S1102、电子设备将第一数据输入到预先训练好的故障检测模型中,以得到系统故障检测结果。
其中,第一数据包括当前操作系统运行数据和添加状态标识后的当前操作系统事件数据;故障检测模型为根据待检测操作系统的历史操作系统数据训练得到的;历史操作系统数据包括:历史操作系统运行数据和历史操作系统事件数据。
在一种可以实现的方式中,为了提高故障检测模型输出系统故障检测结果的准确度,电子设备可以获取与当前操作系统运行数据对应当前时间段的原始数据。然后,电子设备可以对这些原始数据执行预处理操作,以得到当前操作系统运行数据,为后续确定系统故障检测结果提供准确的基准数据。
其中,预处理操作用于对原始数据进行数据清洗,以得到完整、平滑且无噪声的当前操作系统运行数据。
可选的,上述预处理操作可以包括:缺失补齐、异常去躁、指标平滑等操作,本申请实施例对此不作限定。
由上可知,由于故障检测模型为根据待检测操作系统的历史操作系统数据训练得到的,历史操作系统数据包括:历史操作系统运行数据和历史操作系统事件数据,因此,电子设备确定待检测操作系统的系统故障检测结果时,可以通过故障检测模型,快速、准确的确定系统故障检测结果,提高了故障检测效率。
在一种可以实现的方式中,由S902可知,待训练模型包括:待训练的应用特征分类模型和待训练的故障分类模型,因此,电子设备可以通过训练好的应用特征分类模型和故障分类模型确定系统故障检测结果。在这种情况下,电子设备将第一数据输入到预先训练好的故障检测模型中,以得到系统故障检测结果的方法具体包括:
电子设备将第一数据输入到应用特征分类模型中,以得到应用特征故障检测结果。
其中,应用特征故障检测结果可以包括:CPU密集型的应用特征故障检测结果、IO密集型的应用特征故障检测结果、周期特征的应用特征故障检测结果等。
电子设备将第一数据中,与应用特征故障检测结果对应的系统数据输入到故障分类模型中,以得到系统故障检测结果。
其中,系统故障检测结果可以包括:CPU密集型的应用出现状态类型的故障、CPU密集型的应用出现功能类型的故障、CPU密集型的应用出现性能类型的故障、IO密集型的应用出现状态类型的故障、IO密集型的应用出现功能类型的故障、IO密集型的应用出现性能类型的故障、周期特征的应用出现状态类型的故障、周期特征的应用出现功能类型的故障、周期特征的应用出现性能类型的故障。
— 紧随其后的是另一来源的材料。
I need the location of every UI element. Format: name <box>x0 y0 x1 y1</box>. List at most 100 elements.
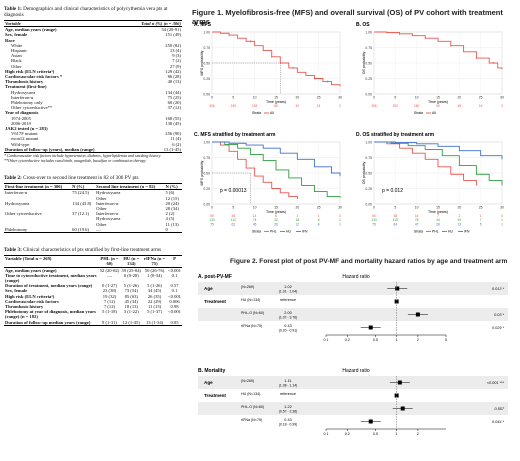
table1-cell-value: 86 (28) <box>167 74 181 80</box>
forest-point <box>368 325 373 330</box>
forest-axis-label: 0.1 <box>324 432 329 436</box>
table-row: Interferon-α 75 (25) <box>4 95 182 100</box>
table3-cell: 7 (12) <box>103 298 116 304</box>
x-tick-label: 25 <box>317 96 321 100</box>
table-row: High risk (ELN criteria¹) 129 (42) <box>4 69 182 74</box>
table3-cell: Time to cytoreductive treatment, median … <box>5 272 97 283</box>
table-row: Other 28 (34) <box>4 206 182 211</box>
table-row: Sex, female 151 (49) <box>4 32 182 37</box>
x-tick-label: 20 <box>295 206 299 210</box>
table-row: Race <box>4 38 182 43</box>
x-tick-label: 5 <box>394 206 396 210</box>
forest-axis-label: 0.5 <box>373 432 378 436</box>
table2-header: N (%) <box>165 184 178 190</box>
table2-cell: Other <box>96 221 107 227</box>
table3-cell: 19 (32) <box>102 293 117 299</box>
table1-header-variable: Variable <box>5 21 21 26</box>
legend-label: HU <box>448 230 453 234</box>
y-tick-label: 1.00 <box>365 30 372 34</box>
table1-cell-label: Cardiovascular risk factors * <box>5 74 63 80</box>
risk-count: 6 <box>275 214 277 218</box>
table1-cell-value: 9 (3) <box>172 53 181 59</box>
table2-cell: Other cytoreductive <box>5 211 42 217</box>
km-curve-phl <box>212 141 298 200</box>
y-axis-label: MFS probability <box>200 50 204 75</box>
y-tick-label: 0.75 <box>203 156 210 160</box>
table1-cell-value: 40 (13) <box>167 79 181 85</box>
forest-point <box>400 406 405 411</box>
table-row: Wild-type 6 (2) <box>4 142 182 147</box>
table3-cell: High risk (ELN criteria¹) <box>5 293 55 299</box>
table3-cell: 12 (1-45) <box>122 319 140 325</box>
table1-cell-label: Race <box>5 37 15 43</box>
table-row: Other 11 (13) <box>4 222 182 227</box>
table1-cell-value: 13 (1-45) <box>163 146 181 152</box>
table3-cell: 52 (20-82) <box>99 267 120 273</box>
risk-count: 2 <box>339 104 341 108</box>
legend-label: PHL <box>270 230 277 234</box>
forest-subgroup: rIFNa (N=75) <box>241 418 262 422</box>
x-tick-label: 30 <box>500 96 504 100</box>
table-row: Time to cytoreductive treatment, median … <box>4 273 182 283</box>
forest-axis-label: 0.2 <box>345 338 350 342</box>
table3-cell: 5 (1-26) <box>123 283 139 289</box>
forest-subgroup: HU (N=134) <box>241 392 260 396</box>
risk-count: 1 <box>339 218 341 222</box>
table2-cell: 2 (2) <box>165 211 175 217</box>
forest-axis-label: 2 <box>417 432 419 436</box>
x-tick-label: 30 <box>338 96 342 100</box>
forest-group: Age <box>204 286 213 291</box>
risk-count: 0 <box>501 214 503 218</box>
forest-ci: (0.20 - 0.91) <box>279 329 297 333</box>
forest-ci: (1.01 - 1.04) <box>279 290 297 294</box>
table2-cell: 4 (5) <box>165 216 175 222</box>
forest-row-bg <box>198 376 508 389</box>
x-tick-label: 15 <box>274 206 278 210</box>
y-tick-label: 0.00 <box>365 92 372 96</box>
table3-header: Variable (Total n = 269) <box>5 256 52 262</box>
table2-grid: First-line treatment (n = 306) N (%) Secon… <box>4 183 182 233</box>
forest-subgroup: HU (N=134) <box>241 298 260 302</box>
table1-cell-label: Hydroxyurea <box>11 89 36 95</box>
table-row: JAK2 tested (n = 283) <box>4 126 182 131</box>
table1-cell-label: exon12 mutant <box>11 136 39 142</box>
risk-count: 252 <box>393 104 399 108</box>
legend-title: Strata <box>414 111 423 115</box>
x-tick-label: 10 <box>415 206 419 210</box>
table3-cell: 0.05 <box>170 319 179 325</box>
y-tick-label: 0.25 <box>365 77 372 81</box>
legend-title: Strata <box>414 230 423 234</box>
table-row: Asian 9 (3) <box>4 53 182 58</box>
risk-count: 7 <box>437 214 439 218</box>
forest-estimate: 1.11 <box>284 379 291 383</box>
risk-count: 36 <box>232 214 236 218</box>
forest-pvalue: 0.044 * <box>492 420 505 424</box>
risk-count: 45 <box>253 222 257 226</box>
panel-label: C. MFS stratified by treatment arm <box>194 132 276 138</box>
risk-count: 60 <box>210 214 214 218</box>
risk-count: 62 <box>232 222 236 226</box>
forest-ci: (0.57 - 2.36) <box>279 410 297 414</box>
table-row: Interferon-α 75 (24.5) Hydroxyurea 5 (6) <box>4 190 182 196</box>
forest-estimate: reference <box>280 298 296 302</box>
legend-label: All <box>432 111 436 115</box>
table1-header-total: Total n (%) (n = 306) <box>141 21 181 26</box>
table3-cell: Duration of treatment, median years (ran… <box>5 283 93 289</box>
table-row: Duration of treatment, median years (ran… <box>4 283 182 288</box>
legend-label: All <box>270 111 274 115</box>
forest-estimate: 0.43 <box>284 324 291 328</box>
table3-cell: <0.001 <box>168 309 181 315</box>
x-tick-label: 25 <box>317 206 321 210</box>
table1-note: * Cardiovascular risk factors include hy… <box>4 153 161 163</box>
x-tick-label: 15 <box>436 206 440 210</box>
forest-point <box>395 286 400 291</box>
table1-cell-label: 1974-2005 <box>11 115 31 121</box>
table3-cell: 0 (0-28) <box>123 272 139 278</box>
panel-label: A. post-PV-MF <box>198 274 232 280</box>
table1-grid: Variable Total n (%) (n = 306) Age, medi… <box>4 20 182 153</box>
risk-count: 5 <box>480 222 482 226</box>
figure1-title: Figure 1. Myelofibrosis-free (MFS) and o… <box>192 8 503 26</box>
table3-caption: Table 3: Clinical characteristics of pts… <box>4 247 162 254</box>
table-row: Age, median years (range) 54 (20-91) <box>4 27 182 33</box>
由上可知,由于故障检测模型包括应用特征分类模型和故障分类模型,因此,电子设备可以依次根据应用特征分类模型和故障分类模型确定不同的应用特征,以及每个应用特征对应的故障分类,提高了故障检测的准确度。
图12示出了本申请实施例提供的一种基于预先训练得到故障检测模型进行故障检测的流程示意图。结合图4,如图12所示,该“故障检测模型训练”流程可以包括:
S1201、数据预处理。
具体的,电子设备的数据采集模块可以采集当前时间段的无状态数据(即本申请实施例中的当前操作系统运行数据)和当前时间段的有状态数据(即本申请实施例中的当前操作系统事件数据)。
然后,电子设备的灰度故障识别模块可以对无状态数据做缺失补齐、异常去躁、指标平滑等操作,为后续步骤提供准确的基准数据。
S1202、数据标签化。
具体的,由于有状态数据包含上下文信息,因此,电子设备的灰度故障识别模块可以为有状态数据添加应用正常/异常等状态的标签,标签的内容可以基于领域知识自定义。
其次,电子设备还可以基于领域知识,对有状态数据添加相关的解释信息。
S1203、故障检测模型训练或加载离线场景下的故障检测模型。
在一种可以实现的方式中,电子设备可以基于无状态数据和数据标签化后的有状态数据进行模型训练,从而生成应用特征分类模型和故障分类模型。
在又一种可以实现的方式中,电子设备可以基于在线迁移算法,从离线场景下加载预先训练好的故障检测模型。
S1204、灰度故障检测。
具体的,电子设备通过应用特征分类模型,按照应用特征定义的应用阈值,基于偏离度、持续时间等因素进行故障检测。
S1205、灰度故障事件生成。
具体的,在通过应用特征分类模型进行灰度故障检测后,可以进一步通过故障分类模型,确定最终的灰度故障事件(即本申请实施例中的系统故障检测结果),例如应用资源使用异常、应用性能异常、应用状态异常等。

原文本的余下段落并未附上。